I'm out of supportive words and phrases. Everything I can think to say, I've already said: just hang in there; quit beating yourself up; I BELIEVE IN YOU - YOU CAN DO THIS, BUT YOU NEED TO BELIEVE YOU CAN DO IT; it's okay to take more time (she is now pushing back the beginning of her 3rd year to give herself more time to study because her practice test results haven't been enough to pass), you are smart! you are intelligent! you of all people should be a doctor because you actually care about human beings!
I've said it all already, and I can't imagine that repeating this to her is any help at this stage.
I need insight into this experience; who out there in MetaFilter has had similar struggles in professional schools - med school, law school, anything else similarly demanding? I am meeting to have coffee with her this evening, and I just want to give her the most encouraging pep talk I can feasibly manage without personal experience of what she is going through. It would crush me to see her defeated by this, and if there is anything I can say or remind her of to help her avoid that, I want it in my bag of resources. Help me help her.

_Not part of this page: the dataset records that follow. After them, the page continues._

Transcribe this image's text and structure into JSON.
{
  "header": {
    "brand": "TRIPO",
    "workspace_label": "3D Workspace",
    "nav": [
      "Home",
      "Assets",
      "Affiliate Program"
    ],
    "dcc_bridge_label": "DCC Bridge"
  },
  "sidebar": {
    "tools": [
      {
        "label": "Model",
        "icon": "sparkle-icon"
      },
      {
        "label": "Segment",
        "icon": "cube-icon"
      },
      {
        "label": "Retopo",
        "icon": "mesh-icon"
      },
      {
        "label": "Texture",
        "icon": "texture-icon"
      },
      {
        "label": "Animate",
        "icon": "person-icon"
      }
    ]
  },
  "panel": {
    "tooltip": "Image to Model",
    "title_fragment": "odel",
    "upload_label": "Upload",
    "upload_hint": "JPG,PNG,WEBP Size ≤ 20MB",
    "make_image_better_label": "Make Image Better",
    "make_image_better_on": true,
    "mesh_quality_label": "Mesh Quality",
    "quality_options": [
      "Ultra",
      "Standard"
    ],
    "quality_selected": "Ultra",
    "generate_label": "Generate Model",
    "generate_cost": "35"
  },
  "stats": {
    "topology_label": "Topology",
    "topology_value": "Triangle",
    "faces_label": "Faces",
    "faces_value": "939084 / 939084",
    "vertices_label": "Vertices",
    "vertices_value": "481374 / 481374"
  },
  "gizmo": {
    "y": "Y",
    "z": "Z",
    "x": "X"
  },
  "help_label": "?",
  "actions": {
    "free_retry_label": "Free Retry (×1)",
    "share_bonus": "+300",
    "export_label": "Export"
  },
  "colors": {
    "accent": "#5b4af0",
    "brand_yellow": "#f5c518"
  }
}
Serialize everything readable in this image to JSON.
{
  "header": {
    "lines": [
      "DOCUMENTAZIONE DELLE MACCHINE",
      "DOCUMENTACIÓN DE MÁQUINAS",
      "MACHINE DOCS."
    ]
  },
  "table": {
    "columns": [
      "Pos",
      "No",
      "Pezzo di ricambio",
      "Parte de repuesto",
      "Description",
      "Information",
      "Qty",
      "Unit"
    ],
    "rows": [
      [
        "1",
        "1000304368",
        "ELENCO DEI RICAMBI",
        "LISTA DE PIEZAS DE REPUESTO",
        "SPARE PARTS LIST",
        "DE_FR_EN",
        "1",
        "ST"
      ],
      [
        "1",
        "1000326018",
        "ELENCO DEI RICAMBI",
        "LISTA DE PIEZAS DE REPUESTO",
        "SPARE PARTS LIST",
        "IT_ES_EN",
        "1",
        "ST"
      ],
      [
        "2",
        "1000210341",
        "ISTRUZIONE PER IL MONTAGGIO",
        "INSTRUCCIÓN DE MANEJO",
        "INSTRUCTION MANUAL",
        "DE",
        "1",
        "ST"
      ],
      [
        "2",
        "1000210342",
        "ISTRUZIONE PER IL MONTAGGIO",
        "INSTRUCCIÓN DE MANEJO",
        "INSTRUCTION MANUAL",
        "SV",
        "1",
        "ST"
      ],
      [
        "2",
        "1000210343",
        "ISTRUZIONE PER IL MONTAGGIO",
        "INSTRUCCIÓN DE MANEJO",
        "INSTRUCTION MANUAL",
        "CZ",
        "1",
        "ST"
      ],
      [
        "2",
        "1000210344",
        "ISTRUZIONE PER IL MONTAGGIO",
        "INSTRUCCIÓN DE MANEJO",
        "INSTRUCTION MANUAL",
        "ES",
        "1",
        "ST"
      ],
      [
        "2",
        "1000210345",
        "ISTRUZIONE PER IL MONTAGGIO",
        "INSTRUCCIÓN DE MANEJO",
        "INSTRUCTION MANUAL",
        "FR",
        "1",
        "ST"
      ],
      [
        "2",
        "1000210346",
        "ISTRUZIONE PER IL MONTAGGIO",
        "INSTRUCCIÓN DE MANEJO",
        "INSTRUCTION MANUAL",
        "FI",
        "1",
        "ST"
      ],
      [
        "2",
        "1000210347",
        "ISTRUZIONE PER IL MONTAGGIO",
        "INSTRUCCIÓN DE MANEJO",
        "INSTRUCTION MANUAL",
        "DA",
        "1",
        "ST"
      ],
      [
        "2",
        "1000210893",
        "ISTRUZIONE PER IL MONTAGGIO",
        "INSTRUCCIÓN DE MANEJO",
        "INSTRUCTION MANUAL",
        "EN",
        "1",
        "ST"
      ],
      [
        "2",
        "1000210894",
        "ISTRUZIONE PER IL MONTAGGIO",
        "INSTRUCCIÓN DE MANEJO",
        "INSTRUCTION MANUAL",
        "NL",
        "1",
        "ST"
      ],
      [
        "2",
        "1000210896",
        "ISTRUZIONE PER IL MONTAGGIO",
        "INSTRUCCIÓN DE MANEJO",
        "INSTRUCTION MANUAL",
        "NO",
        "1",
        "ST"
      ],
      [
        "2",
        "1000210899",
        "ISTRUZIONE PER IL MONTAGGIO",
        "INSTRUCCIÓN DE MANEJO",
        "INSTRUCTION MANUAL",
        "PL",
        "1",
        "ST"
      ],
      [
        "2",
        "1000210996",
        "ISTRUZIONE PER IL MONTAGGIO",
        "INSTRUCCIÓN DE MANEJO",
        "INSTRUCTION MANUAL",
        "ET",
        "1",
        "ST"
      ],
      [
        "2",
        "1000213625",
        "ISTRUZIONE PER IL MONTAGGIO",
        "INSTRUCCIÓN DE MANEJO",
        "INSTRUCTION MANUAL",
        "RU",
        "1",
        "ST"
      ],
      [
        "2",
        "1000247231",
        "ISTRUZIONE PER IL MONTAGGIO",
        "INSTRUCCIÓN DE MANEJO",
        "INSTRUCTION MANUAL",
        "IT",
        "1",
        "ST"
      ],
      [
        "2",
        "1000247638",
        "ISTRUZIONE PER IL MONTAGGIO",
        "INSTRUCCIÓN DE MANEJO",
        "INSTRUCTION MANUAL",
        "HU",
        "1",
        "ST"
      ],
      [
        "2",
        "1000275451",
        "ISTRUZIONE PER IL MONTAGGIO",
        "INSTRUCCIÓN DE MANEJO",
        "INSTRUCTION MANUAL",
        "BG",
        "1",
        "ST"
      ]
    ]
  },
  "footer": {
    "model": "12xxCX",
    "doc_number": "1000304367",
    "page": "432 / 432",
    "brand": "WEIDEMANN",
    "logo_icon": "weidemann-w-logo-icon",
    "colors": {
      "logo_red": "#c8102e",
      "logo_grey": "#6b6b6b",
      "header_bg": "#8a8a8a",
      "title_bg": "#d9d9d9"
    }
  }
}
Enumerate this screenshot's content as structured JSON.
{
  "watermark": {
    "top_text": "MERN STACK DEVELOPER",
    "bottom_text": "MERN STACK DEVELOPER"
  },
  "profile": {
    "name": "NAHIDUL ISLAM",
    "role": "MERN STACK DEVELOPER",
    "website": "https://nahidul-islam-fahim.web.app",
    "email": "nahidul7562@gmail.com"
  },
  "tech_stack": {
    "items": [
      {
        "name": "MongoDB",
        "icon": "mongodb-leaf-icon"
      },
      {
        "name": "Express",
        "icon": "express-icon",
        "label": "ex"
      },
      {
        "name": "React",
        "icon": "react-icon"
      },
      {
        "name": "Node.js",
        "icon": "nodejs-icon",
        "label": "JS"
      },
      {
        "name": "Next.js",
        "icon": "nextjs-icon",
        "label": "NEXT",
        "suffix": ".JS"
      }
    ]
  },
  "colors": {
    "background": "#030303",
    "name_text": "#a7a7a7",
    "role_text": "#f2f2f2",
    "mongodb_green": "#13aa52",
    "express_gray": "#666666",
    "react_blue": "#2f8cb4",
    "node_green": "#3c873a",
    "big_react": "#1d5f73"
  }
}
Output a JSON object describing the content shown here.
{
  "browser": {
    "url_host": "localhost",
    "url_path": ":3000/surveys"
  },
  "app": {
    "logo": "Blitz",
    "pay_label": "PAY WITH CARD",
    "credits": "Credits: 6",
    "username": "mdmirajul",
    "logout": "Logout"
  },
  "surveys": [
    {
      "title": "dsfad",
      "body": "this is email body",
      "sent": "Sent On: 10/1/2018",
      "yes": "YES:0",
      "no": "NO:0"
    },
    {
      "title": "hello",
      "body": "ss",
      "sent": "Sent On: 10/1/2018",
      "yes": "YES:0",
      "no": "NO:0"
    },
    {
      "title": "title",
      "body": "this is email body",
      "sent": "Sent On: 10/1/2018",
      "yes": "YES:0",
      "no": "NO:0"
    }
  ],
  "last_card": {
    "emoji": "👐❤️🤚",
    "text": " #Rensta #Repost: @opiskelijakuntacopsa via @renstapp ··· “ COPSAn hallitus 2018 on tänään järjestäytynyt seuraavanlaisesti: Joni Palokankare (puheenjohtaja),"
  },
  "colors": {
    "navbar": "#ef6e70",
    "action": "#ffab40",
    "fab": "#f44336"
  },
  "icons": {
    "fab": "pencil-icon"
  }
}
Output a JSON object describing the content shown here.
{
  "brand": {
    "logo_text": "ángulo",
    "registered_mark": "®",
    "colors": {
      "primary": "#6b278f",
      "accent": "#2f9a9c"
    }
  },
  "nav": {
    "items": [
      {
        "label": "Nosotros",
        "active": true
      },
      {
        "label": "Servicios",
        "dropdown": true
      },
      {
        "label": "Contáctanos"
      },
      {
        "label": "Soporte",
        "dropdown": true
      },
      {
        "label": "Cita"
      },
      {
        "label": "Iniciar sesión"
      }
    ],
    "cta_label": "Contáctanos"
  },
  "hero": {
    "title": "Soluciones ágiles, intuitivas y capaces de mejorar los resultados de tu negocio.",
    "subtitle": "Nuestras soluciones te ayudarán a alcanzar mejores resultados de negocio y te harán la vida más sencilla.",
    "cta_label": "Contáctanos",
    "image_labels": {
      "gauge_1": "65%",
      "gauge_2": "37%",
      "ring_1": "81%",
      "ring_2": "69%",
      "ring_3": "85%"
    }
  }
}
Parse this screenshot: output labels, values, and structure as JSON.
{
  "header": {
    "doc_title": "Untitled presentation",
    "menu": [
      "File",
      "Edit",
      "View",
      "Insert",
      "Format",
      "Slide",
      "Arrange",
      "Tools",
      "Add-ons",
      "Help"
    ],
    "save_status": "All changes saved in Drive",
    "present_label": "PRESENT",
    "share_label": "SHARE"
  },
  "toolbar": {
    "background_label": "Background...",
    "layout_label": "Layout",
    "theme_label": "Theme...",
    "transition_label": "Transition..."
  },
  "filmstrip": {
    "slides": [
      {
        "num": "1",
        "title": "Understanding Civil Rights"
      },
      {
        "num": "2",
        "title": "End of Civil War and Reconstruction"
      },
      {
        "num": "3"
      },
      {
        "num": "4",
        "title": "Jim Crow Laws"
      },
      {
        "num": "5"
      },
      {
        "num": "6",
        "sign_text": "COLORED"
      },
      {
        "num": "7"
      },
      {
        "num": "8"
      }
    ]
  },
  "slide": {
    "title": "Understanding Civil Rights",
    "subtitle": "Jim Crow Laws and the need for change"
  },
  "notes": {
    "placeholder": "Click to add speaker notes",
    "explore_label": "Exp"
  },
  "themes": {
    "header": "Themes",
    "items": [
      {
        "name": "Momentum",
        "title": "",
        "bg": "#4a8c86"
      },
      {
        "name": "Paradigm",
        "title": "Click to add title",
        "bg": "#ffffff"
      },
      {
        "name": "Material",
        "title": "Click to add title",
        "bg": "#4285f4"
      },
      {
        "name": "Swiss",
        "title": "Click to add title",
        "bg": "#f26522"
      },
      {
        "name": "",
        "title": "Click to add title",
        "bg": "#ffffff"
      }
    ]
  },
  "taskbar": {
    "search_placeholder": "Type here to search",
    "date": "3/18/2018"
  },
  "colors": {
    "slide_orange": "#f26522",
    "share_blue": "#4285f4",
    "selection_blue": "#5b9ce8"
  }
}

posted by dorothy humbird to human relations (7 answers total) 1 user marked this as a favorite
The other thing is that it's great to give pep talks, but it's usually more helpful to just listen with compassion. Maybe she just needs to blow off some steam and doesn't need someone coming up with plans or pep talks for her. Instead of helping her with pep talks, why don't you help her in other ways that are surely being neglected? Maybe you could do a load of laundry for her, or bring her some home-cooked food.